Мама с отцом клокотали от ярости. Меня сжимали, поднимали, меня трясли. Маме пришлось хватать отца за руки. Его колотило, как меня. Я сразу разрыдался.
Я видел, как моих сверстников учат вести себя в столовой. Самое время обратиться к таким же методам! — отправить домой в Норвегию! — в интернат! — под домашний арест!

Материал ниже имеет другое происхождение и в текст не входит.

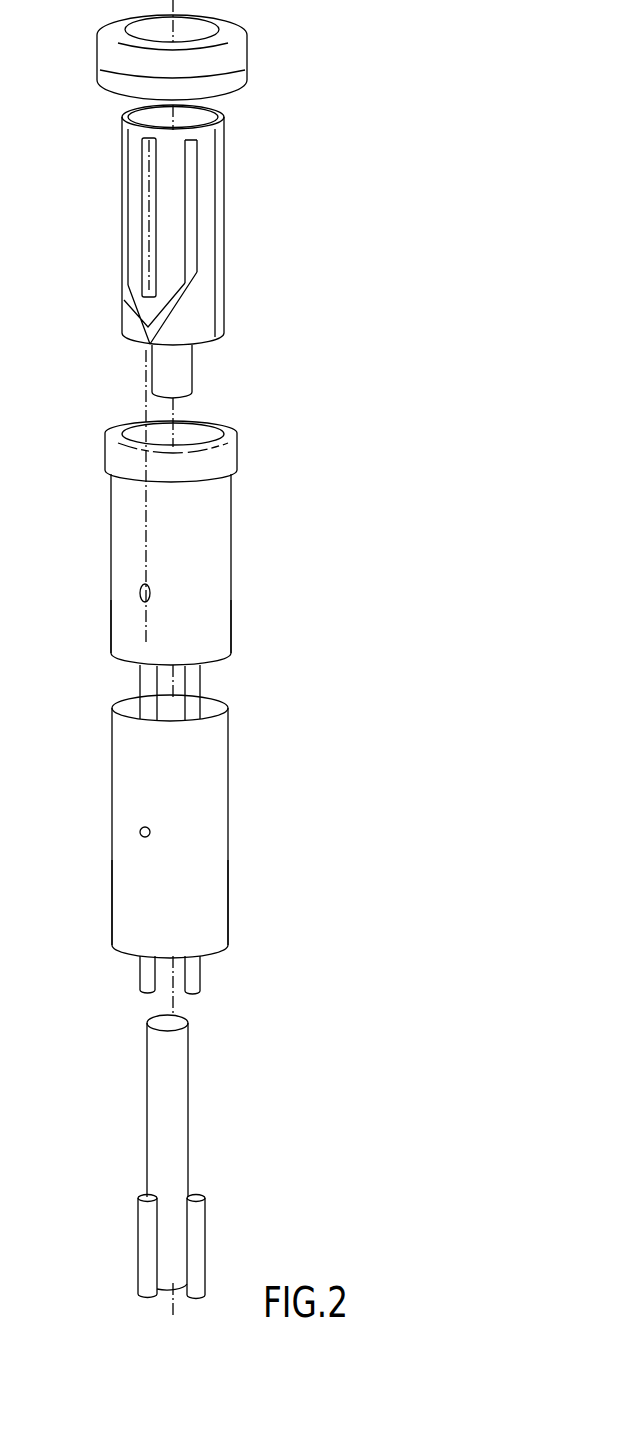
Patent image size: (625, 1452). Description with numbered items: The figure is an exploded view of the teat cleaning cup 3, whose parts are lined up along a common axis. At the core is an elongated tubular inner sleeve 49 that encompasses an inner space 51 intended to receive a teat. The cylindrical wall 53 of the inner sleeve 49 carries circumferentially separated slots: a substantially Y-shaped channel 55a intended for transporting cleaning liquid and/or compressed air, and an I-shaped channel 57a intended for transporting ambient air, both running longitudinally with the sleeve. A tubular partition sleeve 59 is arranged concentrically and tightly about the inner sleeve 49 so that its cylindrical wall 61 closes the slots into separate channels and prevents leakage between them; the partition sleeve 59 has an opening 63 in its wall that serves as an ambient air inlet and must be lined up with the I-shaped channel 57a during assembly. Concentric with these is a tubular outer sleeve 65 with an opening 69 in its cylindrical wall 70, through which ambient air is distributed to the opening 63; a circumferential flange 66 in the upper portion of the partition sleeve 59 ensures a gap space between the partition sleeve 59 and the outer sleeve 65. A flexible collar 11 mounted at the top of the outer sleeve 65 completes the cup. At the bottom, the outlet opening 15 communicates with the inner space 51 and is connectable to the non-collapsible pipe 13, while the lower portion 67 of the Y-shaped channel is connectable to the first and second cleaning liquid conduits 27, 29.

The teat cleaning cup 3 is at (412, 512).
The flexible collar 11 is at (238, 52).
The non-collapsible pipe 13 is at (178, 1090).
The outlet opening 15 is at (182, 380).
The first cleaning liquid conduit 27 is at (148, 1243).
The second cleaning liquid conduit 29 is at (198, 1223).
The inner sleeve 49 is at (246, 218).
The inner space 51 is at (198, 115).
The cylindrical wall 53 is at (203, 273).
The Y-shaped channel 55a is at (157, 298).
The I-shaped channel 57a is at (150, 160).
The partition sleeve 59 is at (248, 577).
The cylindrical wall 61 is at (218, 633).
The opening 63 is at (141, 593).
The outer sleeve 65 is at (252, 824).
The circumferential flange 66 is at (227, 462).
The lower portion of Y-shaped channel 67 is at (145, 335).
The opening 69 is at (140, 832).
The cylindrical wall 70 is at (208, 907).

Я зажмурился и провалился в глубокий колодец, растопыркой упершись руками и ногами в стены. Высоко надо мной круглая дырка неба, а головы мамы и отца болтаются, как темные шарики в воздухе. Глубоко внизу растекшийся водяной глаз, ждущий меня. Но в этот раз они не кричали «держись крепче», они швыряли мне в голову угрозу за угрозой, и всякий раз, как они попадали в цель, я соскальзывал еще чуть-чуть. Когда мама под занавес проговорила: «Фредрик! Мы так тебе доверяли! У нас просто нет слов выразить, как мы разочарованы!» — я отпустил руки и упал.
Больше до вечера со мной никто не разговаривал. Нина с Малышом боялись даже посмотреть в мою сторону. Мама с отцом обсуждали что-то, понизив голос. Иногда мне удавалось разобрать одно-два предложения — достаточно, чтобы понять: речь шла о наказании. И что отец жаждал расправы, а мама пыталась умерить его пыл.
Наконец они договорились. Приговор потянул на два дня домашнего ареста. Первый в комнате, второй в доме.
Первый день материнский и отцовский взгляд не оставляли меня ни на минуту. Они видели все-все вокруг меня, а я оставался невидимкой. В глазах у обоих огромные глыбы горя; запрет на разговоры со мной старательно соблюдается.
Ближе к вечеру я попробовал поговорить с самим собой, но стоило мне услышать свой голос, как я в ужасе прикусил язык после первого же предложения.